Re: [pongo] MFA & Relationships
I had the experience of meeting a guy when I was doing my MA, dating for a year and a half, and even getting engaged. Then, it didn't work out, which was a total nightmare. Granted, we had a pretty tumultuous relationship anyway, but...
If you date someone from your program, you have the added pressure of seeing the person multiple days a week in class, and likely sharing the same group of friends. Then, I think it is difficult to avoid situations of competition, especially if one or both of you have inflated egos, which--let's face it--is common among grad students of any discipline. Finally, you have to face the fact that, if you have a fight or "problems" of any kind, then everyone else in your department is going to know about it, and people inevitably form opinions and often take sides.

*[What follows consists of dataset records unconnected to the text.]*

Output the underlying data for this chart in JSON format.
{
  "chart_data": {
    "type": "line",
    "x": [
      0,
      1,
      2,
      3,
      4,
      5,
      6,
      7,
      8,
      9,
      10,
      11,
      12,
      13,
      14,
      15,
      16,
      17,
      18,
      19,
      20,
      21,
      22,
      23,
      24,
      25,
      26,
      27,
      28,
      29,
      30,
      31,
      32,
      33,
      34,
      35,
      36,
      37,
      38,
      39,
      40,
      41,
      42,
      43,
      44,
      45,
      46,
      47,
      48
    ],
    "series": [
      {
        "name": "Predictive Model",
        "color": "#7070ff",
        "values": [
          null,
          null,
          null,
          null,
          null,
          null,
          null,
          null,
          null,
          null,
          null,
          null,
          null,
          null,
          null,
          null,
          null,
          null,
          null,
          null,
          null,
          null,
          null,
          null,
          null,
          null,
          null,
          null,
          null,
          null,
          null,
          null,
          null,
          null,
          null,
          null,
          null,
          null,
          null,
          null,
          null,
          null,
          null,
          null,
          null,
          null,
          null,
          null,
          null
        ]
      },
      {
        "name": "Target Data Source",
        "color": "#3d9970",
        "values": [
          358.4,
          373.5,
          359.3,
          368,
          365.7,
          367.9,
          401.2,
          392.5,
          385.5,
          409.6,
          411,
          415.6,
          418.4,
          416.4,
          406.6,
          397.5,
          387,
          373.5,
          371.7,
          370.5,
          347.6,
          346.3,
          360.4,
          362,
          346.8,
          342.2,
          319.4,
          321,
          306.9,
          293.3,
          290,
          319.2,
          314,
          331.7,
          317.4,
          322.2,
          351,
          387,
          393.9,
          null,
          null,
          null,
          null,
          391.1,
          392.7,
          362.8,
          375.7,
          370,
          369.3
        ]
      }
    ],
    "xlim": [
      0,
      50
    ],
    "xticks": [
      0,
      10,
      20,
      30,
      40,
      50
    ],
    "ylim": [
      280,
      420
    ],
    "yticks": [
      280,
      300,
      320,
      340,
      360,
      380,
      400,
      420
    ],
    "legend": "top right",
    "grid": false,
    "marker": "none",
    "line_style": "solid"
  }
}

Still, it's pretty rewarding to be in a relationship with someone who shares your interests and passion for writing and intellectual development. But it might be better to pick up somebody from a different department, I don't know.
And then, if you end up with someone from the "Suit world" that has no interest in writing and literature, that individual might have difficulty fitting in with your MFA friends. That could especially be a problem if this person moves with you to the place where you are studying, and doesn't have any friends of his or her own in that location. He or she might also come to resent the fact that you don't have to appear at work at 9am and sit in a cubicle until 5:00, and that you seem to have more fun than most Suits do.